The 62-year-old died in his sleep on Saturday in Germany, where he had been receiving treatment.

He began his round-the-clock protest opposite the Houses of Parliament on 2 June 2001. The camp was initially a response to economic sanctions and British and US bombing raids on Iraq, but it grew in scope after the 9/11 attacks on New York and Washington DC, and the invasions of Afghanistan and Iraq that followed.

His tent, his collection of pictures of war victims and his hand-written posters were a familiar sight in the square and successive attempts to remove him failed after the high court said it would be a breach of his human rights.

In a statement posted on Haw’s website, his family said: “It is with deepest regret that I inform you that our father, Brian, passed away this morning. As you know he was battling lung cancer, and was having treatment in Germany. He left us in his sleep and in no pain, after a long, hard fight.”

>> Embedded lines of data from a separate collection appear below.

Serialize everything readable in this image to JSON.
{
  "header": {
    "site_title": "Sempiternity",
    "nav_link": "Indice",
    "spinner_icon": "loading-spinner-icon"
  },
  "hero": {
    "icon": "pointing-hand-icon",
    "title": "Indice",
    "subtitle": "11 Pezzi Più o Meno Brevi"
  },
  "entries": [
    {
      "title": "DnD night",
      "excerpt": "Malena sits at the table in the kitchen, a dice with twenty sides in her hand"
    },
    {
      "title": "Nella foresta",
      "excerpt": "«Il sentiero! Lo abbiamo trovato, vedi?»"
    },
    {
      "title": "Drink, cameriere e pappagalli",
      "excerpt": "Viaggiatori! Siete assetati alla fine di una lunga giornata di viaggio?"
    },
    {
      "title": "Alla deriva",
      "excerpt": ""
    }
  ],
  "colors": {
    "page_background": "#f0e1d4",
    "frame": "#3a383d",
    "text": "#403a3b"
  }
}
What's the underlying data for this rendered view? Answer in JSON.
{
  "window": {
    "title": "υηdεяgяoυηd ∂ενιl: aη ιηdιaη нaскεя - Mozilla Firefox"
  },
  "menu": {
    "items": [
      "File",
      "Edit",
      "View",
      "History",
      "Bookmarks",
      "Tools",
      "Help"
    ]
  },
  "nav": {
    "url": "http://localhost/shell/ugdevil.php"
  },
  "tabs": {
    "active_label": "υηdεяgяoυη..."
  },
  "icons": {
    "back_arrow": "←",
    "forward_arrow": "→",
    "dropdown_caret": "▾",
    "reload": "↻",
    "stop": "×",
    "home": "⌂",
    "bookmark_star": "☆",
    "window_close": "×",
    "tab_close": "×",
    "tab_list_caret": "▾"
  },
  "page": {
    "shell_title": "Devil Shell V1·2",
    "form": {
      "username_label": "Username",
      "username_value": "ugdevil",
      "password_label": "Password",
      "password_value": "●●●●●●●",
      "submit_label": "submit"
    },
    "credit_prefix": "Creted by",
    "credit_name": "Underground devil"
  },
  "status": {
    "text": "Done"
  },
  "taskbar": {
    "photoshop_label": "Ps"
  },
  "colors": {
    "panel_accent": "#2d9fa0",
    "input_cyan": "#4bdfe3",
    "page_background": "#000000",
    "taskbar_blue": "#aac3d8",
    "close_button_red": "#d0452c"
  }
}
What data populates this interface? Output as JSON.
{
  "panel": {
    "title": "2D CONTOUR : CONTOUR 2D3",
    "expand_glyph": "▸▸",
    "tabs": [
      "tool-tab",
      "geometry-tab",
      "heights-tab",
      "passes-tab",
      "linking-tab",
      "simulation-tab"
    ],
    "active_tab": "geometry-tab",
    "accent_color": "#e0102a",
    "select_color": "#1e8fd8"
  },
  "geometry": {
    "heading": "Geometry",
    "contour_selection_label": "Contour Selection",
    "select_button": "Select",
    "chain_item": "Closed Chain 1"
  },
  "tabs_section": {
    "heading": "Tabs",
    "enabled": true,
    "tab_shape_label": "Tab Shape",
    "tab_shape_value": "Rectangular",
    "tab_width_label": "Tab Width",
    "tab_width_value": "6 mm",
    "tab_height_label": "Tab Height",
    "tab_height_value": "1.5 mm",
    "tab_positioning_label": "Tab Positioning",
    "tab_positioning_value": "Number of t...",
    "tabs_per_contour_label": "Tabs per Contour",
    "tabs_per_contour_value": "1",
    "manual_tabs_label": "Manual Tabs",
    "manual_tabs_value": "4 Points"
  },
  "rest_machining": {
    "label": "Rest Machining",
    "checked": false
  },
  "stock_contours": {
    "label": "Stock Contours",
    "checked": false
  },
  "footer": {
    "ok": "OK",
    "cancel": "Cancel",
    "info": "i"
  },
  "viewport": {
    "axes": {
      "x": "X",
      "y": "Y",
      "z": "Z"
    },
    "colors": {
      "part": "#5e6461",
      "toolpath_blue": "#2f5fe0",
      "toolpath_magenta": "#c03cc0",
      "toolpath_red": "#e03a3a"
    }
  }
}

Earlier this year the Greater London Authority evicted Haw and his supporters from the grass area at the centre of the square, forcing them on to the pavement. Westminster council is set to go to court to try to get the camp moved off the pavement, which could see it disappear permanently.

Fellow members of the Parliament Square Peace Campaign said on Sunday that the authorities “should forever be ashamed of their disgraceful behaviour towards Brian”.

“Brian showed great determination and courage during the many long hard years he led his peace campaign in Parliament Square, during which it is well documented that he was relentlessly persecuted by the authorities which eventually took its toll on his health.

“Brian showed the same courage and determination in his battle with cancer. He was keenly aware of and deeply concerned that so many civilians in Iraq, Afghanistan and Palestine did not have access to the same treatments that were made available to him. Parliament, the police, and courts etc, should forever be ashamed of their disgraceful behaviour towards Brian.”